California has been facing a crisis in its prison system for decades, as the sentencing reforms that came as a result of the War on Drugs and other initiatives have steered an ever-increasing segment of the populace into prison. Arguably most impactful in this regard is California’s “Three Strikes” laws, which mandate a life sentence for anyone convicted of a third felony charge, whether that charge be for murder or larceny, rape or possession of a controlled substance. California’s prison population has grown dramatically under this legislation.

“Three Strikes” laws were initially devised in, and then promoted by members of, a conservative legislation front group called the American Legislative Exchange Council (ALEC). ALEC is a nonprofit group that brings the leaders of the biggest companies in the country together with state legislators in an open forum where model legislation is developed. These state legislators then return with model legislation in hand to their state Assemblies, often to see the bills passed. This really shouldn’t be legal, because nonprofits aren’t supposed to develop model legislation, but since nearly 2/3 of state Republican legislators are members, a blind eye is conveniently turned to this fact.

ALEC is essentially a pay-to-play organization; the more a company pays in membership fees, conference fees, etc., the more influence they can expect to have on the model legislation that’s developed. During the 90’s, CCA paid more than $20,000 per year for a seat on the steering committee of ALEC’s Criminal Justice taskforce, in which the 3-strikes law was developed.

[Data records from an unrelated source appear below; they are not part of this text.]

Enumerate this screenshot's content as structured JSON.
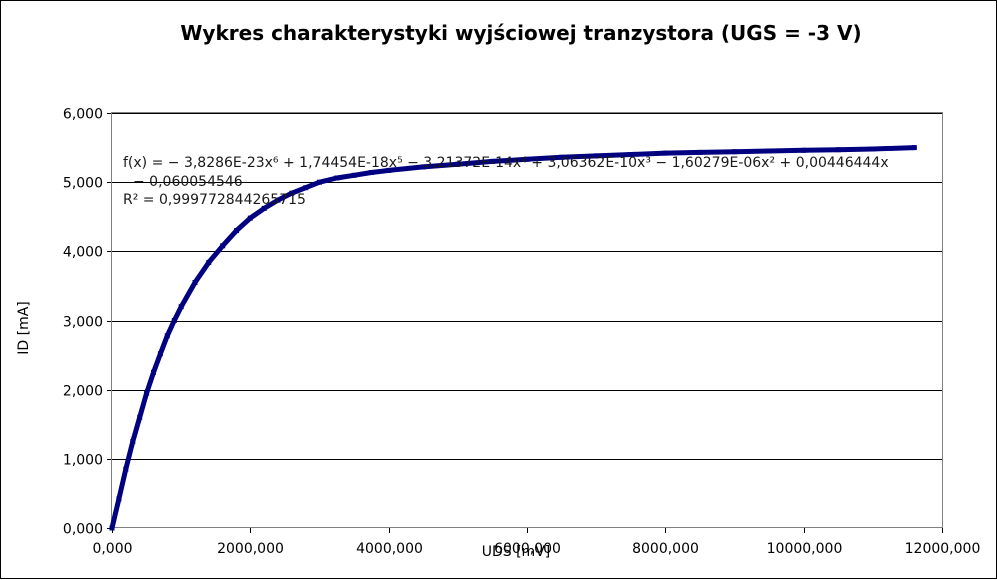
{
  "chart_data": {
    "type": "scatter",
    "title": "Wykres charakterystyki wyjściowej tranzystora (UGS = -3 V)",
    "xlabel": "UDS [mV]",
    "ylabel": "ID [mA]",
    "xlim": [
      0,
      12000
    ],
    "ylim": [
      0,
      6
    ],
    "x_ticks": [
      0,
      2000,
      4000,
      6000,
      8000,
      10000,
      12000
    ],
    "y_ticks": [
      0,
      1,
      2,
      3,
      4,
      5,
      6
    ],
    "x_tick_labels": [
      "0,000",
      "2000,000",
      "4000,000",
      "6000,000",
      "8000,000",
      "10000,000",
      "12000,000"
    ],
    "y_tick_labels": [
      "0,000",
      "1,000",
      "2,000",
      "3,000",
      "4,000",
      "5,000",
      "6,000"
    ],
    "grid": "horizontal",
    "legend": "none",
    "series_color": "#000080",
    "series": [
      {
        "x": [
          0,
          100,
          200,
          300,
          400,
          500,
          600,
          700,
          800,
          900,
          1000,
          1200,
          1400,
          1600,
          1800,
          2000,
          2200,
          2400,
          2600,
          2800,
          3000,
          3250,
          3500,
          3750,
          4000,
          4500,
          5000,
          5500,
          6000,
          6500,
          7000,
          7500,
          8000,
          8500,
          9000,
          9500,
          10000,
          10500,
          11000,
          11600
        ],
        "y": [
          0.0,
          0.42,
          0.85,
          1.25,
          1.6,
          1.95,
          2.25,
          2.52,
          2.78,
          3.0,
          3.2,
          3.55,
          3.84,
          4.08,
          4.3,
          4.48,
          4.62,
          4.74,
          4.84,
          4.92,
          5.0,
          5.06,
          5.1,
          5.14,
          5.17,
          5.22,
          5.26,
          5.3,
          5.33,
          5.36,
          5.38,
          5.4,
          5.42,
          5.43,
          5.44,
          5.45,
          5.46,
          5.47,
          5.48,
          5.5
        ]
      }
    ],
    "trendline": {
      "type": "polynomial",
      "order": 6,
      "equation_line1": "f(x) = − 3,8286E-23x⁶ + 1,74454E-18x⁵ − 3,21372E-14x⁴ + 3,06362E-10x³ − 1,60279E-06x² + 0,00446444x",
      "equation_line2": "− 0,060054546",
      "r_squared": "R² = 0,999772844265715"
    }
  }
}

To the joy of hard-line criminal justice advocates everywhere, 3-strikes laws passed with much fanfare in California and elsewhere, though they have had the largest direct impact on a prison population in the Golden State. CCA had direct influence over the drafting, and final approval of the model, of this law. CCA also began operations in California in the 90s, and have since developed a strong relationship with the state government through campaign donations and lobbying. Such a strong relationship in fact that, as California’s population spiraled out of control, CCA increased their contract with the state by more than 3,000%, with practically no public bidding process. So CCA pretty much wrote the law that has had the single largest impact on California’s growing prison population. The very same law they have greatly benefited from as their market share in the state increased 30-fold.

New/Old Governor Jerry Brown has proposed to redistribute many of the state’s prisoners to county jails, primarily nonviolent ones. But this is not a solution; all it does is shift the onus of California’s over-reliance on incarceration to smaller jurisdictions and excuse the state of its responsibility to be accountable for the people it has locked up. Other proposals include the option of shipping prisoners to private facilities in other states, or building even more private prisons. These aren’t solutions either.

The right thing to do would be to reverse 3-strikes, provide for compassionate release of older prisoners with major health problems, and reform technical parole violations. Essentially, begin to wean California off its addiction to incarceration as a primary means of punishment/social control. But I guess that would be just too logical.